C’est LA peur de toutes les TopTop Moms du MONDE. Le cortisol. L’idée que laisser pleurer ton bébé le stress à un niveau dangereux pour son développement émotionnel.
Des chercheurs australiens ont mesuré exactement ça. Dans leur étude publiée dans la revue Pediatrics en 2016, 43 bébés de 6 à 16 mois ont été répartis en trois groupes : extinction graduée, bedtime fading, ou groupe contrôle. Le cortisol salivaire des bébés a été mesuré pendant et après l’intervention.

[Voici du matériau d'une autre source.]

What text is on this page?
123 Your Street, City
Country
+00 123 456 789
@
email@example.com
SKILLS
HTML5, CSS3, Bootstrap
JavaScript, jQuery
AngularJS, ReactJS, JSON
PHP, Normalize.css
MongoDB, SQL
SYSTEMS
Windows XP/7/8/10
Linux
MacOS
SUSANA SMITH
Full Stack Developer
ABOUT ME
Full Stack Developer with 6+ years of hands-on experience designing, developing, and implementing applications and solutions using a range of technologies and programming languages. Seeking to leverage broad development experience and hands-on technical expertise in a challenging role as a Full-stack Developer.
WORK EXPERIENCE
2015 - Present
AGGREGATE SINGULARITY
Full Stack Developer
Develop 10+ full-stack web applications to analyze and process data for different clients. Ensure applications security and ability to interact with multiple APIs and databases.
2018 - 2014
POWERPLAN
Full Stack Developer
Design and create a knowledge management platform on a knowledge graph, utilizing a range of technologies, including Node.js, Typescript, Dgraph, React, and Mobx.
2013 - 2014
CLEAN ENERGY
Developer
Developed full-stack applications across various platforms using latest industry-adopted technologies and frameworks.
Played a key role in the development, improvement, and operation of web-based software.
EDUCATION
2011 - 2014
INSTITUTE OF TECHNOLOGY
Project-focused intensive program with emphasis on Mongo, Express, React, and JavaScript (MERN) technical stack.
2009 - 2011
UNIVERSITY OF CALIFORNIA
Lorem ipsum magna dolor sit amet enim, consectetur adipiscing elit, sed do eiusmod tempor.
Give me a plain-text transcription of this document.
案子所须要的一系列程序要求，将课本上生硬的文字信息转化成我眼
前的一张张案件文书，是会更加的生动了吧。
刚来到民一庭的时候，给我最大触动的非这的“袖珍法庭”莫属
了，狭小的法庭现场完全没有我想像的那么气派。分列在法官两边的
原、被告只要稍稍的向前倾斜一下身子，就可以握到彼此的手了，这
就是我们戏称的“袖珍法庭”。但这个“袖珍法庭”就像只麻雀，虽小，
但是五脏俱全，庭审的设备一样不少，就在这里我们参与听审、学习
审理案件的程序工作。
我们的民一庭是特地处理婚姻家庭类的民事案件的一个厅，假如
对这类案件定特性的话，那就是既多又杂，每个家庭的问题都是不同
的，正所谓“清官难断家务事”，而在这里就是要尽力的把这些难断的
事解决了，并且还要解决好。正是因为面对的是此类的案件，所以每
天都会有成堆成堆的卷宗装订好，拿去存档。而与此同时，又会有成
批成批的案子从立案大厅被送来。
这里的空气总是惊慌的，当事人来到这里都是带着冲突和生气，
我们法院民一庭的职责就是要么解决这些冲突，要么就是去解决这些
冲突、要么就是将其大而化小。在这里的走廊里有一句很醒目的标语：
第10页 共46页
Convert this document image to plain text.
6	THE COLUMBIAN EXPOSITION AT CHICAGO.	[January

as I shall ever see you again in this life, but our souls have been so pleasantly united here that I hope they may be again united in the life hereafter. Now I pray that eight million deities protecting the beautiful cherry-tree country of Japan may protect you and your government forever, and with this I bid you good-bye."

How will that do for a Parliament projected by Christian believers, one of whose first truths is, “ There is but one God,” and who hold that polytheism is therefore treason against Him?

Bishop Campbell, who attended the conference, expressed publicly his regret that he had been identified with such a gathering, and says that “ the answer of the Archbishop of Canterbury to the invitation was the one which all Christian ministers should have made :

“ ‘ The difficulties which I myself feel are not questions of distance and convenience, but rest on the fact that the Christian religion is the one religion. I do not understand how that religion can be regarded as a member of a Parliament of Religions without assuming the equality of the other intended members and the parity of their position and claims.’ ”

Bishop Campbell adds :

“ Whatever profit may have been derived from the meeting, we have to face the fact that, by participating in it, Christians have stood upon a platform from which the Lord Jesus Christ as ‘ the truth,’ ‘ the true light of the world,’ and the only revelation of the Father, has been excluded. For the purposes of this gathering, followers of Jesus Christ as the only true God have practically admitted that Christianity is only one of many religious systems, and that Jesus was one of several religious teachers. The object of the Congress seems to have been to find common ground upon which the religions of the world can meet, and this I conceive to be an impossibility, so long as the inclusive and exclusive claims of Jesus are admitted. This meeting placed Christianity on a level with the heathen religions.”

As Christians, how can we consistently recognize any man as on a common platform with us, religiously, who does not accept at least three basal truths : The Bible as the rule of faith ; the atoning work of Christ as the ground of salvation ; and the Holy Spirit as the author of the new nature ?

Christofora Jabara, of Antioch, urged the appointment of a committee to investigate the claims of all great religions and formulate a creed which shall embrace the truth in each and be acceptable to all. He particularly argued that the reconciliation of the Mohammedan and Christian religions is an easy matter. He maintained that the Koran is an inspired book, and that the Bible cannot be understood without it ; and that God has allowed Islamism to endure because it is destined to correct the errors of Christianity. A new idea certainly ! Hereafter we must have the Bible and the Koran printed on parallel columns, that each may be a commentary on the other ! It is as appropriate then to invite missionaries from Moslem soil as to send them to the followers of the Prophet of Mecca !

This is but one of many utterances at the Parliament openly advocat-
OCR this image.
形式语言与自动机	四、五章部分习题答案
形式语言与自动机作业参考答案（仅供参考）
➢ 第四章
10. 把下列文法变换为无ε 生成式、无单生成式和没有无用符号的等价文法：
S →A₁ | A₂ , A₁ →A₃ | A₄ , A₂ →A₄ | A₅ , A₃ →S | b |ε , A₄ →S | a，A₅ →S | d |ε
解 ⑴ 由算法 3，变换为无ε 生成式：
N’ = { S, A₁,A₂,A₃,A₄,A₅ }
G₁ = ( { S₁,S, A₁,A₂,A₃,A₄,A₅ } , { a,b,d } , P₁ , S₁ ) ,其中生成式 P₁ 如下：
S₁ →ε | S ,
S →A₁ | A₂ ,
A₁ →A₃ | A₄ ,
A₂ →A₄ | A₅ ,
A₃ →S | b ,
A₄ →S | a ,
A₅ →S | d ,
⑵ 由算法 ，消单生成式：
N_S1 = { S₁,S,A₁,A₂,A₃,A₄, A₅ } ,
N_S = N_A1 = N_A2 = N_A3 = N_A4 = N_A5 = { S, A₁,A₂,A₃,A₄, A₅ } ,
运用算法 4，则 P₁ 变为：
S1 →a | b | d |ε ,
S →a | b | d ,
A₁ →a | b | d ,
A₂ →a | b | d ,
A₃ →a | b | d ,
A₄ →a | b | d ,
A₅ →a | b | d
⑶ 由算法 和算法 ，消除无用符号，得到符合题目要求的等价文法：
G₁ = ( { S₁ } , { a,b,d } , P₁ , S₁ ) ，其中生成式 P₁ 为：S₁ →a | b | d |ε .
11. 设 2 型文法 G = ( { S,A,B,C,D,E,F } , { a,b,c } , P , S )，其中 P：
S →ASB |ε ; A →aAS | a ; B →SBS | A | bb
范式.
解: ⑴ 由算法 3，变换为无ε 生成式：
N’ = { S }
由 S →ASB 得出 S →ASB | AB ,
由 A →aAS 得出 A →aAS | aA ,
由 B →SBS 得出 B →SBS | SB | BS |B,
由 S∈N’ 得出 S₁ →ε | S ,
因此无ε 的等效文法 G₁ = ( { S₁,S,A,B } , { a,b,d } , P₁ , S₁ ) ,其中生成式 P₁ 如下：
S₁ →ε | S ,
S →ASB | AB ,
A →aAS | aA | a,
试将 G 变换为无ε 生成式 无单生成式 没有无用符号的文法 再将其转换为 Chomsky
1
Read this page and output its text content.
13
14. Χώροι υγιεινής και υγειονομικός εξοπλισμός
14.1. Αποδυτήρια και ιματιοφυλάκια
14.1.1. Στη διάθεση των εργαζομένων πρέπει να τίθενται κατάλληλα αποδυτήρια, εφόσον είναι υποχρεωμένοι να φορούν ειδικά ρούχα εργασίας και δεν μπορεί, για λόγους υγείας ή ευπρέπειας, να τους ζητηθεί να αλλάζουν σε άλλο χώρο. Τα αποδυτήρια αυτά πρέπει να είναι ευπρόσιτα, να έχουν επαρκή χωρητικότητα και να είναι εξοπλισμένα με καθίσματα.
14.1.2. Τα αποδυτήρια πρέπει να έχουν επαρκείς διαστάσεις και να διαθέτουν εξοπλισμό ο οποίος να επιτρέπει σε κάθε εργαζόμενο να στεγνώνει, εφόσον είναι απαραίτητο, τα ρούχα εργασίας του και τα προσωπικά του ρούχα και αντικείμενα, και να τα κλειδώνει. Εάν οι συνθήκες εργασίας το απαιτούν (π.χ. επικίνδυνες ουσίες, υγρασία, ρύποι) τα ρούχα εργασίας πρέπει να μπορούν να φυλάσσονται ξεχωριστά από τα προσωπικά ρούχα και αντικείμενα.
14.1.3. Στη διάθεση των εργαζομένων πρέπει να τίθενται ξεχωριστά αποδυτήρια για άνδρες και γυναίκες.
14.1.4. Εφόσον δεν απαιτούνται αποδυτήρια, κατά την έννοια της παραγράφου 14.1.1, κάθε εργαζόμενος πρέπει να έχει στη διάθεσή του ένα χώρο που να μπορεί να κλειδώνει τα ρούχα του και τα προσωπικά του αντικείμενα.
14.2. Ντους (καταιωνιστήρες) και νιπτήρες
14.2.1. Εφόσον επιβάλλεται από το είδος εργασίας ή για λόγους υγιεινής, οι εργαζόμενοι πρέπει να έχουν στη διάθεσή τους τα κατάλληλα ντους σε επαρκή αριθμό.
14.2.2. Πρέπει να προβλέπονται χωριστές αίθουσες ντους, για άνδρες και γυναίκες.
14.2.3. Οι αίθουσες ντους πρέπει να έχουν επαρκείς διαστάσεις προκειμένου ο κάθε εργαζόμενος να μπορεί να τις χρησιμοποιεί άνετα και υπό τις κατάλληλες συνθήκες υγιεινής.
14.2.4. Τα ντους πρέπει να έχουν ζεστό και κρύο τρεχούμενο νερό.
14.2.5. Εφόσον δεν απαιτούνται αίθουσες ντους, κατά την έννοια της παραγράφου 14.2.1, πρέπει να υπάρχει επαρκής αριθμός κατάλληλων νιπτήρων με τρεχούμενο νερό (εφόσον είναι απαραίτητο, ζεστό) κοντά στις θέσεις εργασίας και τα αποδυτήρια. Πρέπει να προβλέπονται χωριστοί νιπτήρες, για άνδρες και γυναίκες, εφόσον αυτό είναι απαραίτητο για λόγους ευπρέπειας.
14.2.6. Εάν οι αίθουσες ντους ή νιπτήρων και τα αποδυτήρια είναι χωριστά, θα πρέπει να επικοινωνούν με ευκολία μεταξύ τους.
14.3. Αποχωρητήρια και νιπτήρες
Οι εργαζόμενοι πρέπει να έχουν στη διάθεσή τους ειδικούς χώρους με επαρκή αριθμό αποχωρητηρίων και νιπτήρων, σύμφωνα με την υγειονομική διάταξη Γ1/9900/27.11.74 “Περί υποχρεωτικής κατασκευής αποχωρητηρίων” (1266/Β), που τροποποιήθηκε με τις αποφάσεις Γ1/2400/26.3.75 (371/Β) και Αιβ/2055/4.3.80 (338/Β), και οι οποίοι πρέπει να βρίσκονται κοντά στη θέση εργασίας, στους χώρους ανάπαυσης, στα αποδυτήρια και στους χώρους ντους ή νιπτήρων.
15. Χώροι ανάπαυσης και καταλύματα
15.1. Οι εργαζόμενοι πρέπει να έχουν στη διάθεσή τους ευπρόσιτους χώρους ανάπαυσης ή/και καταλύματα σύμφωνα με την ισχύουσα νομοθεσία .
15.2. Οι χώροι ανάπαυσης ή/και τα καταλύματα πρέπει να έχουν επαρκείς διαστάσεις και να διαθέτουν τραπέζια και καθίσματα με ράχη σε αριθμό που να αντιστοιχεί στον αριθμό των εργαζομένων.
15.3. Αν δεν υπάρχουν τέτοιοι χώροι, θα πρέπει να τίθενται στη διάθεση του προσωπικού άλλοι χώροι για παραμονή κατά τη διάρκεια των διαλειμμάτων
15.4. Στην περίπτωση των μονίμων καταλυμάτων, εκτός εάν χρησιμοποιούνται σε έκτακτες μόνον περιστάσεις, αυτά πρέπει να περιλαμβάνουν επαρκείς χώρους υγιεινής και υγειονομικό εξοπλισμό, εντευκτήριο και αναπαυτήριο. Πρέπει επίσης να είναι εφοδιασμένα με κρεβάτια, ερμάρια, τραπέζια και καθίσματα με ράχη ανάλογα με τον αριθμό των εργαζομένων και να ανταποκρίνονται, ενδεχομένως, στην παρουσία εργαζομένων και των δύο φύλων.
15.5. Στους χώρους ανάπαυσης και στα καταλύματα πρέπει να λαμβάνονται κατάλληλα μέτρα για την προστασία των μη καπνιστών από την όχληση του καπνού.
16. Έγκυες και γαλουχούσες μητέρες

Extinction graduée (méthode Ferber)
Le parent dépose le bébé éveillé et sort de la chambre. Si le bébé pleure, le parent attend des intervalles progressifs avant d’aller le voir brièvement, sans le prendre, sans l’endormir. Les intervalles augmentent graduellement. L’objectif : que le bébé apprenne à s’endormir seul.
Bedtime fading
Pas de pleurs intentionnels. On décale l’heure du coucher vers l’heure où le bébé s’endort naturellement (même si c’est tard) puis on avance graduellement de 15 minutes aux quelques jours jusqu’à l’heure cible. L’idée : coucher le bébé quand il est vraiment prêt à dormir, pour réduire la résistance à l’endormissement.
Groupe contrôle
Ces parents ont reçu de l’information générale sur le sommeil, sans protocole d’intervention. C’est le groupe de comparaison. Il permet aux chercheurs de mesurer si les améliorations viennent vraiment de la méthode, ou juste du temps qui passe.
Ce qu’ils ont trouvé… le cortisol a légèrement diminué dans les groupes qui faisaient l’entraînement au sommeil. Il n’a pas augmenté.
Un bébé qui dort mieux récupère mieux. Et le manque de sommeil chronique, lui, c’est un vrai stresseur pour le système nerveux, pour l’enfant comme pour le parent.
Limite à nommer franchement : 43 bébés, c’est un petit échantillon. C’est rassurant, pas définitif. Et l’étude était faite en contexte clinique avec soutien professionnel (pas en solo à 2h du matin pendant que ton chum ronfle comme un tracteur #Humour).
Est-ce que l’entraînement au sommeil brise le lien d’attachement ?
Même étude australienne : 12 mois après l’intervention, les chercheurs ont évalué l’attachement mère-enfant avec une procédure standardisée utilisée partout dans le monde. Ils ont aussi mesuré les problèmes émotionnels et comportementaux des enfants.
Aucune différence entre les enfants qui avaient fait l’entraînement au sommeil et ceux qui n’en avaient pas fait.
Une deuxième équipe australienne a poussé encore plus loin… en suivant 326 enfants jusqu’à l’âge de 6 ans après une intervention comportementale de sommeil faite à 8-10 mois. Santé mentale, relation parent-enfant, fonctionnement psychosocial, stress chronique, tout a été mesuré.
Résultat identique : aucune différence entre les groupes sur aucune mesure.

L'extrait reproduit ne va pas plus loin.